Truncated factorized perverse sheaves on Sym(C)
Giovanna Carnovale, Francesco Esposito, Lleonard Rubio y Degrassi
TL;DR
The paper develops a comprehensive framework for truncated factorized perverse sheaves on Sym(C) with values in a braided category V, introducing d-truncated categories FP_{≤d} and FP^{≤d} and proving that these assemble into inverse-limit systems whose limit recovers the original FP. It establishes faithfulness of restriction maps and, in the pivotal d=1 case, an equivalence FP_{≤1} ≅ FP^{≤1} ≅ V, linking geometry on configuration/open strata to the ambient braided category. Building on Deligne’s operadic perspective and the little 2-cubes operad, the authors construct outer tensor products, monodromy, and factorization data, and show how restriction/extension functors interplay with these structures. The work lays the groundwork for a later equivalence with truncated bialgebra categories CERyD-A and CERyD-S, enabling a coherent algebraic-geometric bridge for d-th approximations of Nichols algebras and related Hopf-algebraic structures.

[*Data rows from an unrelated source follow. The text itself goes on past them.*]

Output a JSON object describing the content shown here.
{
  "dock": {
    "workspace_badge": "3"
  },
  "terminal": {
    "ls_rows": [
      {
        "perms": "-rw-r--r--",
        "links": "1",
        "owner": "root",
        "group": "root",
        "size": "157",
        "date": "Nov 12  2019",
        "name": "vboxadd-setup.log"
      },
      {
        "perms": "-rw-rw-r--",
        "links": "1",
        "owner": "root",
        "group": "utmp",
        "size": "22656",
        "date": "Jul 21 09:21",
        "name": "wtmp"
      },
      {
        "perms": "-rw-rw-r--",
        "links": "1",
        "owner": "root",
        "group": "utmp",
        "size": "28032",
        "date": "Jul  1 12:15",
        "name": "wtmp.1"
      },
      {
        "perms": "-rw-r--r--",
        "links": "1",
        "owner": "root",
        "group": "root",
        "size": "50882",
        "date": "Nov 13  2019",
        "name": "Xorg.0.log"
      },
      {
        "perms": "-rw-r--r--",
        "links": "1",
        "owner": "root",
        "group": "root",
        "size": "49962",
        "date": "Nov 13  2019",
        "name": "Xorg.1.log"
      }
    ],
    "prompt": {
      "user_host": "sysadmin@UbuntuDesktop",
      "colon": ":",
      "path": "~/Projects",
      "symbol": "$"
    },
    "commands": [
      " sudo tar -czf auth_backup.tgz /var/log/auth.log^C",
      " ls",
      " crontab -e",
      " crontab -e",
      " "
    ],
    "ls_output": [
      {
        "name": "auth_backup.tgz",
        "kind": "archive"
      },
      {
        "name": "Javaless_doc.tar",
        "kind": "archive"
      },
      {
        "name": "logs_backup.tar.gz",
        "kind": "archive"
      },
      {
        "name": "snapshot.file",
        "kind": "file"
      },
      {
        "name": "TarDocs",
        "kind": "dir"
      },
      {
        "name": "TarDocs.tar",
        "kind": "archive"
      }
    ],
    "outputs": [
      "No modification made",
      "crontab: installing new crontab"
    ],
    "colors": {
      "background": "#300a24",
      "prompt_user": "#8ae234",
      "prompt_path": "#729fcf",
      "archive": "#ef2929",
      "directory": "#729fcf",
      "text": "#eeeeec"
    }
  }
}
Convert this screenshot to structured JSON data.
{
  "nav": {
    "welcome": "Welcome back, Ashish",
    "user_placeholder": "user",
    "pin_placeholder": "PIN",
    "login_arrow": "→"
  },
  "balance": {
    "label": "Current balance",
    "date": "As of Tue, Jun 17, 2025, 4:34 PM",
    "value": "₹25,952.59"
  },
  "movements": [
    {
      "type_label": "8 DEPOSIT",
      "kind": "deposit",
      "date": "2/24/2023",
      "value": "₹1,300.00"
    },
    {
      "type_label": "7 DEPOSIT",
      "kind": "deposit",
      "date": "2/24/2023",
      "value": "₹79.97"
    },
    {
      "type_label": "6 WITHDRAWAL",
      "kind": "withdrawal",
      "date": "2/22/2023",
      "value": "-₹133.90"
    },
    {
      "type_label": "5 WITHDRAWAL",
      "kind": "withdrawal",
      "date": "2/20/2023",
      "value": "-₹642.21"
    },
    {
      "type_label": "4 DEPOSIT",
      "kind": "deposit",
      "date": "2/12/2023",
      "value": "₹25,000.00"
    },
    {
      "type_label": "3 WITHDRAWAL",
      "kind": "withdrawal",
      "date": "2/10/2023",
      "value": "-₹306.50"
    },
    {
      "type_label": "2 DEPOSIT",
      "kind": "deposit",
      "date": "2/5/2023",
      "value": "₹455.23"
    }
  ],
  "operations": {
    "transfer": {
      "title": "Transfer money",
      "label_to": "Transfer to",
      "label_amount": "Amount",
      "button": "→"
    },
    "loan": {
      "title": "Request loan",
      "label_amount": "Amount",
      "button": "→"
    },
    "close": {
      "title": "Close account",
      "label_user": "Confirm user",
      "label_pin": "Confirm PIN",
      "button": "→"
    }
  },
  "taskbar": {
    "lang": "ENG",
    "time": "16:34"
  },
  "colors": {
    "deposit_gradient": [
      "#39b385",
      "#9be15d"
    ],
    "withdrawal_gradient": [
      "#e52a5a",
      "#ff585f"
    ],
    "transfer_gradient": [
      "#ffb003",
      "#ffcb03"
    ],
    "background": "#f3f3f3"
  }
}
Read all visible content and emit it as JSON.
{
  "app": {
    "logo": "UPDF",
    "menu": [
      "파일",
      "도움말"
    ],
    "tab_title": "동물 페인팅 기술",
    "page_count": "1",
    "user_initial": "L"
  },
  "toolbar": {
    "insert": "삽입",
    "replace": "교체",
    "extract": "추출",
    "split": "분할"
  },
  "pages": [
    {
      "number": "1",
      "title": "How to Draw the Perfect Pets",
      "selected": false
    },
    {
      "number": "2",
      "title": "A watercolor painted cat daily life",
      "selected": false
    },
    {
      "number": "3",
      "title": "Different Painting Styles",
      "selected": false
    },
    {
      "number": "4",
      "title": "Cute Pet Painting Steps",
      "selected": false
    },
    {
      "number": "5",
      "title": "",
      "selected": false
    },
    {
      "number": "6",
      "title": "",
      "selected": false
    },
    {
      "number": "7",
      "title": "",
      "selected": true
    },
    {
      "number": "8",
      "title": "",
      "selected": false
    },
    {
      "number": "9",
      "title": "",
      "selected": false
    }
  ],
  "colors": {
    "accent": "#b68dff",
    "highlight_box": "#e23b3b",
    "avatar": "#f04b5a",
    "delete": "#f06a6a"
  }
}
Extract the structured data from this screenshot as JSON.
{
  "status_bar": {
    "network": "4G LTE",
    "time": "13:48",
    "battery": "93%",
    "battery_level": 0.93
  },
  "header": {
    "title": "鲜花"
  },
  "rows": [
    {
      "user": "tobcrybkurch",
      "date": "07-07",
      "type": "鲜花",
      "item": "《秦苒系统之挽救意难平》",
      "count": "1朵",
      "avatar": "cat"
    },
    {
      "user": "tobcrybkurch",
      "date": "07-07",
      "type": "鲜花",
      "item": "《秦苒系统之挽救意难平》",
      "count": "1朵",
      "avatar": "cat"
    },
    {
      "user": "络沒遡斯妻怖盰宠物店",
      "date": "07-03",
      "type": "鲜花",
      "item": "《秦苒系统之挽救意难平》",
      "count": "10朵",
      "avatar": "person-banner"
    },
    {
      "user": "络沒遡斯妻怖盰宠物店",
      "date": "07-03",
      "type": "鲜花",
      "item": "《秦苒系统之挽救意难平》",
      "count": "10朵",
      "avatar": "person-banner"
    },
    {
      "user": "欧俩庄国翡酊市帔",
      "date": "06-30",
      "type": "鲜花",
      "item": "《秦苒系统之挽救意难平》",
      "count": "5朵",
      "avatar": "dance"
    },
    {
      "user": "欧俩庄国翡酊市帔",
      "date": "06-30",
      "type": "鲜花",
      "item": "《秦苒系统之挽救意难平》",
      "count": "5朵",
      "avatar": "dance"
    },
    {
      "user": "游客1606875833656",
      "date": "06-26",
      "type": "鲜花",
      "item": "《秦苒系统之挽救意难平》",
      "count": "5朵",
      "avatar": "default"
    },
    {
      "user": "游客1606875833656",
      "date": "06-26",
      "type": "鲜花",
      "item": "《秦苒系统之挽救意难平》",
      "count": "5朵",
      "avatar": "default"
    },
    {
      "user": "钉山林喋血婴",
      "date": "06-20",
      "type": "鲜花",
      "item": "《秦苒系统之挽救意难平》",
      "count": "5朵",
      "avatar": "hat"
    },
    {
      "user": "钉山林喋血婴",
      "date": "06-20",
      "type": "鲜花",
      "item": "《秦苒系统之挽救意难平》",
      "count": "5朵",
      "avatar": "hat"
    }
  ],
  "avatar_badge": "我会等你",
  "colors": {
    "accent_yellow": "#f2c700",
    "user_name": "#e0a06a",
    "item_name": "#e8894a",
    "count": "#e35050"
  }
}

Overall, the paper provides a robust categorical and geometric apparatus for studying truncated factorization on configuration/open strata and their algebraic manifestations.
Abstract
Kapranov and Schechtman defined the category FP of factorized perverse sheaves on Sym(C) smooth along the stratification given by multiplicities and with values in a braided monoidal category V. We define for each d\in N the category FP^{\leq d} of factorized perverse sheaves on the disjoint union of Sym^n(C) for n\leq d and the category FP_{\leq d} of factorized perverse sheaves on the open subset of Sym(C) consisting of multi-sets with multiplicities bounded by d. We show that the families (FP^{\leq d})_{d in N} and (FP_{\leq d})_{d in N} fit into systems of categories whose inverse limit is FP, and that for each d the natural restriction functor from FP_{\leq d} to FP^{\leq d} is faithful and compatible with taking the limit. For d=1 we prove that the natural restriction functor is an equivalence and that FP^{\leq 1} and FP_{\leq 1} are equivalent to V.